Two black kings, one red queen. Dan looked down at the cards in front of him. Solitaire was supposed to be a relaxing activity, yet every time he started a game, he found the decisions a little bit uncomfortable. One of those black faces was going to be alone. What if he chose wrong?

"Left one," Rorschach said, over his shoulder. Rorschach was on the couch, using a spoon to eat a bowl of cereal with no milk. He hadn't even looked over to see that Dan, at the table, was debating his next move. The first few times they had worked together, Dan had found Rorschach's prescience to be, well, creepy, but now it seemed natural, even if Dan still couldn't bring himself to trust a knowing that he couldn't make sense of empirically. Rorschach always went left to right, always focused, always methodical. He did what needed to be done, and he didn't ponder the moral weight of things. He just knew.

Dan put the red queen on the black king.

"Are you coming tonight?" Dan asked, knowing the answer.

"Work to do," came the predictable response. Dan had no idea what Rorschach did when the two of them weren't together, save from the tv reports attributing criminal deaths to him. Did he have a home, a family, a name? If he did, he never mentioned it to Dan, and Dan knew better than to pry. There was, really, no actual value in it. After all, he too put on a mask to do his work, he too hid his true identity from the world. Only three people in all the world knew that he, Daniel Dreiburg, was the Nite Owl, and none of them were any position to talk - or to judge.

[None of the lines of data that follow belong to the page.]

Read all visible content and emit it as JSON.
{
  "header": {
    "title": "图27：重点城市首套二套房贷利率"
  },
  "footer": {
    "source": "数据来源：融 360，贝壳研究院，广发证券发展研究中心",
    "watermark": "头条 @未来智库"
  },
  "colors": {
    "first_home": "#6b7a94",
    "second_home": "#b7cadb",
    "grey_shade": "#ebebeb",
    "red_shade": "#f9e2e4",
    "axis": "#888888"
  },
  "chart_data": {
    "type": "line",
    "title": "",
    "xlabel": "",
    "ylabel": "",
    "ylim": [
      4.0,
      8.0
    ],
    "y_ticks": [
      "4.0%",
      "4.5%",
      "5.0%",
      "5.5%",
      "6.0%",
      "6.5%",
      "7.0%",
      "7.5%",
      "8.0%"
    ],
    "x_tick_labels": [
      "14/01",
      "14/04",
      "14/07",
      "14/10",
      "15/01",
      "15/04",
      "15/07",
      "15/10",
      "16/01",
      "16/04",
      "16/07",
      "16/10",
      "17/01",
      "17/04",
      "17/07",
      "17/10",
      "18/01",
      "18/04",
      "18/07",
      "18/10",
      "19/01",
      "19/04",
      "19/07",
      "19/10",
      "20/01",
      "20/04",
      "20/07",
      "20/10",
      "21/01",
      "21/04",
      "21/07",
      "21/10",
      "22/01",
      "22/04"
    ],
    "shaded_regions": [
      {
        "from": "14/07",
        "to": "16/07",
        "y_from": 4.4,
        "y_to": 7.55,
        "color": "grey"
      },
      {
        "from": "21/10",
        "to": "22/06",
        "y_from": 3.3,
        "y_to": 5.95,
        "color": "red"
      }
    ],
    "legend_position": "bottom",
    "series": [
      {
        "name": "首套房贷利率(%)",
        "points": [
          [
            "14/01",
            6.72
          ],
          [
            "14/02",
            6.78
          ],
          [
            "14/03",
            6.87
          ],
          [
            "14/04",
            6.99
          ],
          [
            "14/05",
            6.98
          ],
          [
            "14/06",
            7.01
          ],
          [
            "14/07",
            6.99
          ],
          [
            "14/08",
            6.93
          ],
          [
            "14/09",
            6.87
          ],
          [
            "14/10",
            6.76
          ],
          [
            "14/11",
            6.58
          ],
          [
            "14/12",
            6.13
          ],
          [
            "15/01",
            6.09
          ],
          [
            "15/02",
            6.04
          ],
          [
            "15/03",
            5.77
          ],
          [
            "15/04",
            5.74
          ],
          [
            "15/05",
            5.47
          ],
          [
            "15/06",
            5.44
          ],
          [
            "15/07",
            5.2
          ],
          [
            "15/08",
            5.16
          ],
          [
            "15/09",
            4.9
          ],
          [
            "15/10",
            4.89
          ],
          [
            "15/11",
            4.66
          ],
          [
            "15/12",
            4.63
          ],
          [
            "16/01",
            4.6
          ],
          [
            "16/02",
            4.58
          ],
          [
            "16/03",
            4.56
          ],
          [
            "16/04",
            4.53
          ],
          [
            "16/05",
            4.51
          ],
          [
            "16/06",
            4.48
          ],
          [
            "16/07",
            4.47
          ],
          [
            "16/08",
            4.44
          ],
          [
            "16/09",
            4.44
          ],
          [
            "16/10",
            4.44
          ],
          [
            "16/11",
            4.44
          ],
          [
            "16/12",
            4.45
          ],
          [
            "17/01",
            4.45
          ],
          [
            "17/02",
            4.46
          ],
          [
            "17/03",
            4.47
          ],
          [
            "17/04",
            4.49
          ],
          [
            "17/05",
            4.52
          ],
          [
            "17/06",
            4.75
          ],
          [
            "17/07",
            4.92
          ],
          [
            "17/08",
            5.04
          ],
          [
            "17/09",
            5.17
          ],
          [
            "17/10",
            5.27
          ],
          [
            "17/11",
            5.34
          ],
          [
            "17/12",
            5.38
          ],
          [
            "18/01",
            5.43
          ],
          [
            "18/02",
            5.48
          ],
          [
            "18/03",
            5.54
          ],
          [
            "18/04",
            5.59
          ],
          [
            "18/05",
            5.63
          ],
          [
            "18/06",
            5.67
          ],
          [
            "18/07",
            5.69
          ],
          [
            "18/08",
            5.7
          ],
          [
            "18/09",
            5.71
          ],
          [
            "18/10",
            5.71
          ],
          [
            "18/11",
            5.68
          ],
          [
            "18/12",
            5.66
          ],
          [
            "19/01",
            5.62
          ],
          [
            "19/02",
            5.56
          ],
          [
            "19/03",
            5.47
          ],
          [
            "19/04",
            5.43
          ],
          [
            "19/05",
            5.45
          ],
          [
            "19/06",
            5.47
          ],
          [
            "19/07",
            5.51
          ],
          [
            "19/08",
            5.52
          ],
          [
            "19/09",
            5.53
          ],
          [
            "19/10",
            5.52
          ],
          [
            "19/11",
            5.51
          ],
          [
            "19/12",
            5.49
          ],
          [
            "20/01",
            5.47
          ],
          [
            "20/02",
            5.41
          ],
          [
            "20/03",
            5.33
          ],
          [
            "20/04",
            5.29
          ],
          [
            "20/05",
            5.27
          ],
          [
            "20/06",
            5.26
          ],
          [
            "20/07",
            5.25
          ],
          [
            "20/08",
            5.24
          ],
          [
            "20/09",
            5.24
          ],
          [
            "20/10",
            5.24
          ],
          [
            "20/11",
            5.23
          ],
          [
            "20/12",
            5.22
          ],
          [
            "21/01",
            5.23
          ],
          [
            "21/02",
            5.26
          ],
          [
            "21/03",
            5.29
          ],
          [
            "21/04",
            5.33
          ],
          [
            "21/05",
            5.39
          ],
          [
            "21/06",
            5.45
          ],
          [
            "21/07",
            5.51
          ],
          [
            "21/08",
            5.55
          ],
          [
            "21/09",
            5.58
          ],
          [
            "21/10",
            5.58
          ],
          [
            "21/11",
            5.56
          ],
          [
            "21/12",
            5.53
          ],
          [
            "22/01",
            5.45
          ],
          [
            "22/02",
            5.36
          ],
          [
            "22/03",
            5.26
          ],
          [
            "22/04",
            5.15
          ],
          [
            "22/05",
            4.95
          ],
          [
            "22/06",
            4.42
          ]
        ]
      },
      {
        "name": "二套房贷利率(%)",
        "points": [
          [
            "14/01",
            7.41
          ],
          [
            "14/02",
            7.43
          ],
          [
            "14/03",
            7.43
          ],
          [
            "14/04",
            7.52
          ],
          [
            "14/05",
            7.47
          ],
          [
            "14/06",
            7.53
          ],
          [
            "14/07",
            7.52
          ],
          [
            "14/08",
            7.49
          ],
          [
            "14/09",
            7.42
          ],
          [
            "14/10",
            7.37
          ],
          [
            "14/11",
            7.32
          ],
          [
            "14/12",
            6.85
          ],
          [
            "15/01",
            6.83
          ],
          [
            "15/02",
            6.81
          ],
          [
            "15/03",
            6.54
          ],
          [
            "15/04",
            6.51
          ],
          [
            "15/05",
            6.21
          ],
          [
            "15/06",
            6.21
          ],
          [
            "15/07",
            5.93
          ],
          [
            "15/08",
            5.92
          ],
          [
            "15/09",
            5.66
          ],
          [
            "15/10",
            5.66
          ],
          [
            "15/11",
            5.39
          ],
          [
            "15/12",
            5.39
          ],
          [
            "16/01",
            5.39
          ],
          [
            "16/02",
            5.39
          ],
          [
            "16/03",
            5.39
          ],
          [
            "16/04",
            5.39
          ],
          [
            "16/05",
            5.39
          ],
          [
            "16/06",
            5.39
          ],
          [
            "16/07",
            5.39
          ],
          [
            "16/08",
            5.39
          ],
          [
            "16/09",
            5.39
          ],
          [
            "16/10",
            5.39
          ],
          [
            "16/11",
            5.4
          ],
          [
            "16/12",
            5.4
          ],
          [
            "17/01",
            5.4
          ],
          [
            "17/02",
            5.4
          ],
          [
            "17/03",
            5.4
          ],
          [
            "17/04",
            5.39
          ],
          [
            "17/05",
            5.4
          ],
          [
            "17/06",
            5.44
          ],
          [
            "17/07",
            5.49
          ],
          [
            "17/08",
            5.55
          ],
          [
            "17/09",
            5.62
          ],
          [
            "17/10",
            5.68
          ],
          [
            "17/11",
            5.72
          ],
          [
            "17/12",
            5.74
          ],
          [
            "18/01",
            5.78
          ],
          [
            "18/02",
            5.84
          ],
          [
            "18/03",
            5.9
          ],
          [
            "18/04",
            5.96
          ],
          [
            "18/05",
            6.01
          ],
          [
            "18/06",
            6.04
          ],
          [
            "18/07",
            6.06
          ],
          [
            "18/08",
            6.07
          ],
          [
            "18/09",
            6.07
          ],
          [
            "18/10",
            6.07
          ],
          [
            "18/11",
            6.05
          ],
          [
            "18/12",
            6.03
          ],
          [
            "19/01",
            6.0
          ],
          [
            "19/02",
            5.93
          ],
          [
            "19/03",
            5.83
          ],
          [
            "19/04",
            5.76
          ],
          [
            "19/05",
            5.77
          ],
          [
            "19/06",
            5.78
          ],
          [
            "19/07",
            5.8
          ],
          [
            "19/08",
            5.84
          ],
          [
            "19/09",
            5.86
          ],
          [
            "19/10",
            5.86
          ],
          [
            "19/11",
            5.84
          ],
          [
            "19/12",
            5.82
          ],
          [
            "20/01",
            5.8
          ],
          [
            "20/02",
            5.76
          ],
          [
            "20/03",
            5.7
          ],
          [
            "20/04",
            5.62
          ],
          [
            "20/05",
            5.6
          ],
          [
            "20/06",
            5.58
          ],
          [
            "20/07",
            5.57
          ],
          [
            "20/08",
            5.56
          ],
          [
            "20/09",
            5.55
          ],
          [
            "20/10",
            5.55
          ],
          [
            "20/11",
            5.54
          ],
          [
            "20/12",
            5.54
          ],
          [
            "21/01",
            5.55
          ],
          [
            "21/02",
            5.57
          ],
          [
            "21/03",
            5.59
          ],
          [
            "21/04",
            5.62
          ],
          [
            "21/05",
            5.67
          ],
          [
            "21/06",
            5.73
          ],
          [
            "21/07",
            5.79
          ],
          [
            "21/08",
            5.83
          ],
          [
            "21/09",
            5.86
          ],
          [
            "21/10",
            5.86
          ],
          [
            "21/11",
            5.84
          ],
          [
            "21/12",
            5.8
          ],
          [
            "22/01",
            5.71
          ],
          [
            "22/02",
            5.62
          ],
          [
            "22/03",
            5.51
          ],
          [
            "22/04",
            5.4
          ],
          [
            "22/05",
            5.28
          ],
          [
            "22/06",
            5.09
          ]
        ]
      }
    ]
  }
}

Still, he worried about Rorschach. It was true that he could look after himself - it was everyone else who needed to worry about physical safety - but Rorschach was so basically alone.

"You know, you're welcome to stay here while I'm out," he said, for perhaps the thousandth time.

"Work," Rorschach replied, covering his mouth again with his mask and setting the empty bowl on the coffee table. Dan instinctively got up and slipped a coaster under it. Then he stood in front of Rorschach, looking down at the smaller man on the couch. He took off his glasses and began to wipe the lenses with his handkerchief, thinking about what to say. Dan wouldn't have minded it a bit if Rorschach just took over the guest room in Dan's house. At the very least it would relieve him of the unfounded worry he felt whenever Rorschach left the Owl Nest by himself.

"Yes, Daniel?" Rorschach intoned, gruffly, breaking Dan's reverie. Dan sighed. Oh, he could say aloud what was going through his mind, try to insist that Rorschach just return to the Nest when he was done fighting crime for the night, listen to Rorschach refuse, again, and then watch him leave even more brusquely than usual, but Dan had played out that scene so many times that he no longer had any need to experience it in person. It happened in its entirety in his mind, all in a moment. He sighed again and started walking toward the kitchen.

"Just let yourself out. There's an escape hatch two blocks -"

"Know how to get out, Daniel," Rorschach replied. There was no need for a 'goodnight'. Perhaps it wasn't really so much prescience, Dan mused, climbing the stairs to his bedroom to get changed, as it was familiarity.